Liquid Crystal Optics and Physics: Recent Advances and Prospects

For more than 100 years, liquid crystals (LCs) have been extensively investigated and LC displays now are becoming ubiquitous in our daily life, from TVs, mobile phones to indoor/outdoor signage. However, the LC display technology is maturing very fast and the LC display industry is gradually saturating due to the rapid progress with other emerging display technologies including Organic Light Emitting Diode (OLED) and micro-LED displays. Nonetheless, LCs with many unique physical properties have been considered to be an optical material for applications ranging from optical elements to photonic circuits beyond display applications. Traditional rod-like nematic LCs with large physical anisotropies enables superior light modulation such as optical phase, intensity, and polarization, and other special kinds of LCs (e.g., cholesteric, blue phases, and ferroelectric liquid crystals), exhibiting unique helical structures or electro-optic properties have potential for manipulating light spectrally and/or temporally and generating lasers. As more and more photonic devices/systems based on LCs are developing, we published this special issue “Liquid Crystal Optics and Physics: Recent Advances and Prospects” to present the latest research primarily related to LC material or technologies.

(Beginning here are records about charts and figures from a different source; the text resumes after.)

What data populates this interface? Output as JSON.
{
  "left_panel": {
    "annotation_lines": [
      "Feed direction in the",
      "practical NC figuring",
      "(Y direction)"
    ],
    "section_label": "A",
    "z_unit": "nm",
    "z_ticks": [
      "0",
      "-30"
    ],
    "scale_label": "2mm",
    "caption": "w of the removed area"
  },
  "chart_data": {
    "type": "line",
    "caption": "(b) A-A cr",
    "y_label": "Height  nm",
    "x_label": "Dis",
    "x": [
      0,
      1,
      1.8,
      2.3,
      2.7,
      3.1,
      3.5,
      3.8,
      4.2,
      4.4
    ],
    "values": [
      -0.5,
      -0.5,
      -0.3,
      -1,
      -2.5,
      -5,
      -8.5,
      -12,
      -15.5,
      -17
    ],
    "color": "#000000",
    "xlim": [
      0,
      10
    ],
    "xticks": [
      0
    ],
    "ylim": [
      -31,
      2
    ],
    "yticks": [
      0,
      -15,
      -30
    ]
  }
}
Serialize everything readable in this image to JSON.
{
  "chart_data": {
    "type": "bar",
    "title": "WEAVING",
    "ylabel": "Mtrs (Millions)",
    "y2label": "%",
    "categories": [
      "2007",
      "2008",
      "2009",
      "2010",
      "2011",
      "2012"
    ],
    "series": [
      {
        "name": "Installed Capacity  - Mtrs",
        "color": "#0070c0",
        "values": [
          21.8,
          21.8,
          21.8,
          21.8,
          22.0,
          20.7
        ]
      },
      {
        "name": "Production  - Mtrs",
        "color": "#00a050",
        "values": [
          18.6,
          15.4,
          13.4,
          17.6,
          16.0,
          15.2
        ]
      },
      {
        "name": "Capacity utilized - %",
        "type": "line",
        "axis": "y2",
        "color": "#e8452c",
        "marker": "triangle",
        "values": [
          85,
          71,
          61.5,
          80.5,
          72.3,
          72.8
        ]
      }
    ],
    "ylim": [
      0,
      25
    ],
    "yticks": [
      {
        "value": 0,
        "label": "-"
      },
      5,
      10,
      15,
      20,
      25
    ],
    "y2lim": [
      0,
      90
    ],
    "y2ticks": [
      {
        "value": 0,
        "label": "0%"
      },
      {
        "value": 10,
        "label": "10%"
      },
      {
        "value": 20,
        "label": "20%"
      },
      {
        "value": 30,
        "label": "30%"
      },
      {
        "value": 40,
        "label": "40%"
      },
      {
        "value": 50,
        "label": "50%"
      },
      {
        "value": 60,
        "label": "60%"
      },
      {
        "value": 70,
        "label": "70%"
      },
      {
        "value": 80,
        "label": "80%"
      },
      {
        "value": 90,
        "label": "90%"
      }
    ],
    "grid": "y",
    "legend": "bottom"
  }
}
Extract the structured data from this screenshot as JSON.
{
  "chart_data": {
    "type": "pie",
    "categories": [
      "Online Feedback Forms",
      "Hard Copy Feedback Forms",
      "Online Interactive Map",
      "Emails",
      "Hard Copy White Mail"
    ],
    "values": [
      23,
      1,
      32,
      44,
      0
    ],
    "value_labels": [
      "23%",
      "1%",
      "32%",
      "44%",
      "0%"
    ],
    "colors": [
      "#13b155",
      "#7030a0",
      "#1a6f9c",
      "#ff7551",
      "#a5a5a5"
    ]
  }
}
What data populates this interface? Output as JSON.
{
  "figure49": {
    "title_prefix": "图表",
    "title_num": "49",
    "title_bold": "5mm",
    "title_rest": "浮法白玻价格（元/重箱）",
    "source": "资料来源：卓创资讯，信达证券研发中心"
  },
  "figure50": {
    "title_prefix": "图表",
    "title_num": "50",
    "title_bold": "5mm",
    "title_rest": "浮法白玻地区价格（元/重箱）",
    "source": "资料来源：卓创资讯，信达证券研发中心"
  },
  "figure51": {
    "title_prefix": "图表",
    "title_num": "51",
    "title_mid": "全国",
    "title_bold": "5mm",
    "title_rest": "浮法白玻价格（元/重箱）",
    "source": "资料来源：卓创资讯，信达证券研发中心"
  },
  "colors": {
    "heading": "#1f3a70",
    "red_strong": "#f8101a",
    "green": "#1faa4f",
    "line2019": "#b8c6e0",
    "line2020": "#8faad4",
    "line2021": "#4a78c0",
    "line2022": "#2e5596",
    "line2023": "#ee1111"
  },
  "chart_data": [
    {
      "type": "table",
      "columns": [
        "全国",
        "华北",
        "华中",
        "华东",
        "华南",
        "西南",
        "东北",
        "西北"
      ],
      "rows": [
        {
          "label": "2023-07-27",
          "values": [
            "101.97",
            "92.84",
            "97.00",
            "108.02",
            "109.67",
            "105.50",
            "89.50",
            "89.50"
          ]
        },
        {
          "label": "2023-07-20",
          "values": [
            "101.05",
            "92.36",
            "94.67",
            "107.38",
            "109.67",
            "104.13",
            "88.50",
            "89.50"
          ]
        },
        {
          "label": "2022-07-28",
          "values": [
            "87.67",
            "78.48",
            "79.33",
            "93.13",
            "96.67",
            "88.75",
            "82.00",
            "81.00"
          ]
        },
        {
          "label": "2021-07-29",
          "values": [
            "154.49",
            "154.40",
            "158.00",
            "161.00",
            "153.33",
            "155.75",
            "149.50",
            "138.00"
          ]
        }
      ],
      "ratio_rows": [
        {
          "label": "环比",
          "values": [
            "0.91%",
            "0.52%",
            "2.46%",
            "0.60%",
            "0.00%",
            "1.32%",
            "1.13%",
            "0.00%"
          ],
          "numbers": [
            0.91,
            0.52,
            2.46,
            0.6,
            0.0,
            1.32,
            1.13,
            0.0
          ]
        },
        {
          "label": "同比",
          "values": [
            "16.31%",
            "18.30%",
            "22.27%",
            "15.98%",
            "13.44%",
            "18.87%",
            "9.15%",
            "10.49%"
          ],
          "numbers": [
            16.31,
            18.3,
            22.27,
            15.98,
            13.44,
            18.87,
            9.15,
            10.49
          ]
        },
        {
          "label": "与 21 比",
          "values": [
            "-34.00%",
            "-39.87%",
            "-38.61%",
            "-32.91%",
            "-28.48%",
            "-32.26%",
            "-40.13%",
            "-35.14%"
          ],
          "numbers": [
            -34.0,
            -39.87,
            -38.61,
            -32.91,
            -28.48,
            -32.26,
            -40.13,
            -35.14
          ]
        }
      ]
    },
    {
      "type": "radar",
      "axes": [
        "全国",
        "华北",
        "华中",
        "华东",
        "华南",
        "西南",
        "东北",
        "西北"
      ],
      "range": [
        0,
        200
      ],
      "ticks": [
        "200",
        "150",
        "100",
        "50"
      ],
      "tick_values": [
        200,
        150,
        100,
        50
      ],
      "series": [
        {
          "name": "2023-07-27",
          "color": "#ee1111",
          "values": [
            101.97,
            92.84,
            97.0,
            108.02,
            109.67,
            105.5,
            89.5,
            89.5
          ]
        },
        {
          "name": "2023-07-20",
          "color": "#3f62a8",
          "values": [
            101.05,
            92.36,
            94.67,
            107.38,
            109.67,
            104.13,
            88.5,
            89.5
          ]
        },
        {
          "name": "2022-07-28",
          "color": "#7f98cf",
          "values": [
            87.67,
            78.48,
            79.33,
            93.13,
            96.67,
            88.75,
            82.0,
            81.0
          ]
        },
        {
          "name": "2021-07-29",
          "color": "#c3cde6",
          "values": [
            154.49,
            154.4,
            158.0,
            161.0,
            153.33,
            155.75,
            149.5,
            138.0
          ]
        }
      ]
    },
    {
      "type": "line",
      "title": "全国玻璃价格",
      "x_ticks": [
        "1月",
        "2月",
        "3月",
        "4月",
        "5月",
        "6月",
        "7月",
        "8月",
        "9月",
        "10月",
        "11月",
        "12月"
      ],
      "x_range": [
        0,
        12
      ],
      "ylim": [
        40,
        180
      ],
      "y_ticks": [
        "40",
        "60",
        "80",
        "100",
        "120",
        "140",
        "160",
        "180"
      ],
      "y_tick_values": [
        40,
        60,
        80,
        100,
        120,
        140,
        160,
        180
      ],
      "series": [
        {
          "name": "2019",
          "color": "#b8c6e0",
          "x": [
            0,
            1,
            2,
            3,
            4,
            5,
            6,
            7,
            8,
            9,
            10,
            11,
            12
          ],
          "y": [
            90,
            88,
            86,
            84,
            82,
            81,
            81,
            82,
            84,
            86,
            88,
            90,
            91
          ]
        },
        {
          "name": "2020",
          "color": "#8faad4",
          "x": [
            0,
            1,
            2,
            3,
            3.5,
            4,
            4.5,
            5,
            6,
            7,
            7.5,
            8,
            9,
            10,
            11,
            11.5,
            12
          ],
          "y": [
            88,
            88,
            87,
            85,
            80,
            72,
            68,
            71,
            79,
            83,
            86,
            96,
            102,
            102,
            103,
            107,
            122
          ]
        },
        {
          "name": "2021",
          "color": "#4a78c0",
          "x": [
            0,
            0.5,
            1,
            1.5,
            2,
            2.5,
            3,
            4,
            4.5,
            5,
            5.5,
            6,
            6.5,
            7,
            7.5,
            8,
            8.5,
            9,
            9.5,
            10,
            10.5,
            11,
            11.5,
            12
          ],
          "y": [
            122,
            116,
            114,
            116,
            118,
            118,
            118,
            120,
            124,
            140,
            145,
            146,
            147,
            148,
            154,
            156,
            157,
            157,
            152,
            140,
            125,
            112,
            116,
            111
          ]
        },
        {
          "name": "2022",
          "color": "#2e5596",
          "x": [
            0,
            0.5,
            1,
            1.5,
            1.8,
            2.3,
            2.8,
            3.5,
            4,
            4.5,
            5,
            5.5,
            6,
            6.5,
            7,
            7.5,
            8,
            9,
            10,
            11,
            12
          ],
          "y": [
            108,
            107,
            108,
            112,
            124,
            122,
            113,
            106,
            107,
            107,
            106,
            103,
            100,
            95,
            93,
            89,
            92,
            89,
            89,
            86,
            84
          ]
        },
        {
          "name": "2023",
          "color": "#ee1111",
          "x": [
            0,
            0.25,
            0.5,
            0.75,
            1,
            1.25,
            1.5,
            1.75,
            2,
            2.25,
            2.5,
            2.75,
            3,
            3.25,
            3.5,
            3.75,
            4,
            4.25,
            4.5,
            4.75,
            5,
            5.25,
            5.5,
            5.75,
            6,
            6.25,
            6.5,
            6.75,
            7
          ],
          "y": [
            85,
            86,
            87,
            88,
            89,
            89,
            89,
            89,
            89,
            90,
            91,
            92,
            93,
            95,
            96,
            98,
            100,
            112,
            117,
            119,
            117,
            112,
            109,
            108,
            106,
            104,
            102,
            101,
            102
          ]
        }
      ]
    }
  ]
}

This special issue includes six contributed articles and one review article. Two of the contributed articles report on LC lenses. Dr. Wei Hu et al. developed a Pancharatnam-Berry phase lens with fast response time (<1 ms) via dual-frequency liquid crystals [1]. Such a LC lens that is fabricated using the dynamic photo-patterning technique exhibits distinctive polarization-dependent characteristics and ultra-high efficiency rates of up to 95%. Dr. Qiong-Hua Wang et al. proposed an electrically tunable-focusing LC microlens array with a simple electrode structure [2]. According to the simulation result this LC microlens has a tunable focal length with a minimum focal length of 0.381 mm at a small applied voltage of 4.8 Vrms. Dr. Jiangang Lu et al. presented a near-infrared (NIR) filter and multi-wavelength filters, which were realized by sphere phase LC and templated blue phase LC, respectively. The sphere phase LC filter exhibits a wide wavelength tuning range of 256 nm by thermal modulation and 76 nm by electrical modulation [3], and the templated blue phase LC may reflect multi-wavelengths in one filter with a much narrower reflection bandwidth of less than 15 nm [4]. Dr. Tae-Hoon Yoon et al. proposed a systematic approach to maximize the maximum transmittance difference in a guest-host liquid crystal cell and experimentally examined this approach by designing a guest-host liquid crystal cell with the desired performance [5]. Dr. Zhi-Yong Tao et al. theoretically and numerically demonstrated a type of electric field sensor based on the Bragg defect structure filled with LC E7 material in the THz frequency [6]. The simulated results showed that the sensitivity could reach as high as 9.164 MHz/(V/m) and the smallest resolution was 0.1115 V/m. Dr. Qi Guo et al. reviewed three electrooptic modes including surface stabilized ferroelectric liquid crystals, the deformed helix ferroelectric mode, and electrically suppressed helix mode [7]. The general operation principles ferroelectric LC electrooptic modes are described, then the characteristics of each mode for potential applications are summarized

The variety of LC materials and physical properties makes them promising for the development of basic physics research and advanced photonic devices. This special issue covers many articles reporting tunable photonic devices based on LCs. We hope that these articles will encourage engineers and scientists to continue to study physics and develop technologies in the field of LCs. We thank all the authors for their contribution to this special issue and all the Crystals employees for their assistance and support during the preparation of this special issue.